TEMPO.CO, Jakarta -Belakangan ini, marak pemberitaan mengenai penolakan pasien dari rumah sakit. Kasus bermula dari penolakan rumah sakit Islam Sukapura terhadap pasien remaja, AM berusia 14 tahun setelah sebelumnya juga ditolak empat rumah sakit di RS Firdaus Sukapura, RS Mulyasari Plumpang,RS Pelabuhan, dan RS Koja.
Penelusuran tim Kesehatan dari Direktorat Bina Upaya Kesehatan Kemenkes Republik Indonesia berhasil memperoleh data dan informasi dari Dinas Kesehatan Provinsi DKI Jakarta. Berdasarkan data yang disampaikan pada Jumat (8/3) lalu, pasien masuk ke Instalasi Gawat Daurat (IGD) RS Islam dengan diagnosis Illeus Obstruktif + Sepsis, pre Op Laparatomi cyto, yaitu penyumbatan saluran pencernaan (usus) dan terdapat infeksi, sehingga membutuhkan tindakan laparotomi
Pihak RS lalu berkoordinasi dengan pihak Dinas Kesehatan, terkait Jaminan Kesehatan Daerah (Jamkesda) dan persetujuan tindakan operasi. Setelah ada persetujuan, persiapan operasi segera dilakukan. Namun, hasil pemeriksaan praoperasi memutuskan bahwa operasi ditunda, karena pasien membutuhkan perawatan, sehingga dilakukan tindakan perbaikan kondisi umum.
Selama perawatan, kondisi pasien menurun sehingga harus dipindahkan ke Intensive Care Unit (ICU). Menjelang dini hari, kondisi pasien semakin memburuk. Sekira pukul 06.00 WIB dilakukan inkubasi dan resusitasi Jantung-Paru (RJP), namun pasien tidak tertolong dan dinyatakan meninggal pada Sabtu pagi (9/3) pukul 09.40 WIB.

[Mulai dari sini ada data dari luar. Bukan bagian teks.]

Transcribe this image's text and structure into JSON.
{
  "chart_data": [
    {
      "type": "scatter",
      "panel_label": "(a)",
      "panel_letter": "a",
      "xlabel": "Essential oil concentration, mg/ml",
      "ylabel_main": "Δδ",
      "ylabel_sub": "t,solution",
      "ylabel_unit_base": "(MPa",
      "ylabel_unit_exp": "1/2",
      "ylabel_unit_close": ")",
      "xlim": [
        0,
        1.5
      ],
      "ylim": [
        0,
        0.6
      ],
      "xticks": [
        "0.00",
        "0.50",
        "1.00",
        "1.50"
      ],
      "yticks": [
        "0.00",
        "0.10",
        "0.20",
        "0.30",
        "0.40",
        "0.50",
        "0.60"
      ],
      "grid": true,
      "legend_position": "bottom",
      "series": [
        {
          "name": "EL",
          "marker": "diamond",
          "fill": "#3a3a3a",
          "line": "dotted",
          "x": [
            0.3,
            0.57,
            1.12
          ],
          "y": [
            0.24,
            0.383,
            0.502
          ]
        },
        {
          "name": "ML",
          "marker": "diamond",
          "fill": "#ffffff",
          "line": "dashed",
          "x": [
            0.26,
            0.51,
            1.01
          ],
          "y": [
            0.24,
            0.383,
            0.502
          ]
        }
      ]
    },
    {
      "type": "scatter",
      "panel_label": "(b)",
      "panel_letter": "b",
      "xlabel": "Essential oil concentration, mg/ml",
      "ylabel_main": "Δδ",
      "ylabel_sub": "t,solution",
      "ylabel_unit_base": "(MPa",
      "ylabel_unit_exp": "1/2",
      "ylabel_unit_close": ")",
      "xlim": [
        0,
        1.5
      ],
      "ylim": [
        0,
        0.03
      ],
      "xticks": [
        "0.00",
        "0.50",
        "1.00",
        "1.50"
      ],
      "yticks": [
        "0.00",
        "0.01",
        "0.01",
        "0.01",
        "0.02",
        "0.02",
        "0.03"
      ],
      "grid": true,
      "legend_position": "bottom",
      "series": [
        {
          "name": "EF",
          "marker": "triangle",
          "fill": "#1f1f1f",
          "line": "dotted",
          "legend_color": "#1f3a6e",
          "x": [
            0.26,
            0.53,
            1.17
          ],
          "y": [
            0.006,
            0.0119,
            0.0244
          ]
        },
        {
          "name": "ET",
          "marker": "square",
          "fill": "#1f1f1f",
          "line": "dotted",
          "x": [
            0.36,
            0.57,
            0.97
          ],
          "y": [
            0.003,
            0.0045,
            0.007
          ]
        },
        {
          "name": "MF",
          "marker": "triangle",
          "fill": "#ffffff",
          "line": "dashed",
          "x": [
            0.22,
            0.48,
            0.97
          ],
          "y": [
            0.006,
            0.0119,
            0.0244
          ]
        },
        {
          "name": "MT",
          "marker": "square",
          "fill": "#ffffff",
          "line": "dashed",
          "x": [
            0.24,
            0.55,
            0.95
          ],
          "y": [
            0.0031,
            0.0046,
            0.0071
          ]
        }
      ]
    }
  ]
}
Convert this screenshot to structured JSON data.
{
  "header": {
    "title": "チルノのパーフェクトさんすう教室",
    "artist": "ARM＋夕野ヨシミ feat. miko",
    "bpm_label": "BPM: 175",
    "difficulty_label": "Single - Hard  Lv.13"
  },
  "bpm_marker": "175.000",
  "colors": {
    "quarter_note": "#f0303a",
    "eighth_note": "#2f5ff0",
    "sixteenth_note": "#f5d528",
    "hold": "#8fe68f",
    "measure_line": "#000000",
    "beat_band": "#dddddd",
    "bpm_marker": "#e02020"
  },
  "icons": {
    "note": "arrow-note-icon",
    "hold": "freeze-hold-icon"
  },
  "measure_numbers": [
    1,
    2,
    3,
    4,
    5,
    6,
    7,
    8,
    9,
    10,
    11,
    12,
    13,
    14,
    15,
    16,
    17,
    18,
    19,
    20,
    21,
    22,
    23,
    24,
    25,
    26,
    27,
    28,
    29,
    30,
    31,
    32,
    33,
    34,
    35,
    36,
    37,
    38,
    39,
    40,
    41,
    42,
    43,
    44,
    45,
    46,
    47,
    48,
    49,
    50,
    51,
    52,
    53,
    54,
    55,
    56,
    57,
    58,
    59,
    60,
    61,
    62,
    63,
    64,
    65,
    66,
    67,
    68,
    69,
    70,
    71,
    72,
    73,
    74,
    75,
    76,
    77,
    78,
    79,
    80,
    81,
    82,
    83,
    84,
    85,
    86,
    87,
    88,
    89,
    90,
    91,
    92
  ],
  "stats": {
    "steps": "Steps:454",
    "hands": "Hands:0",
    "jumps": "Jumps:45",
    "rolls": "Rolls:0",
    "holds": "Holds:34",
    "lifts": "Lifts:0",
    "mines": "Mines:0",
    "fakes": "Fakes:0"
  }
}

Pihak RS Islam Sukapura menyatakan, pihak keluarga sangat kooperatif selama proses pengobatan dilakukan. Semua tindakan, prosedur, bahkan risiko yang dapat terjadi pada pasien, telah disampaikan kepada pihak keluarga. Pihak keluarga juga memberikan Informed Consent dan tidak ada keluhan dari pihak keluarga terkait penanganan pasien selama di ruang perawatan dan ICU. Satu hal yang dikeluhkan pihak keluarga adalah biaya ambulan dan pemulasaraan jenazah yang dibebankan keluarga, karena pihak RS mengatakan bahwa biaya tersebut tidak ditanggung oleh Jamkesda atau Kartu Jakarta Sehat (KJS).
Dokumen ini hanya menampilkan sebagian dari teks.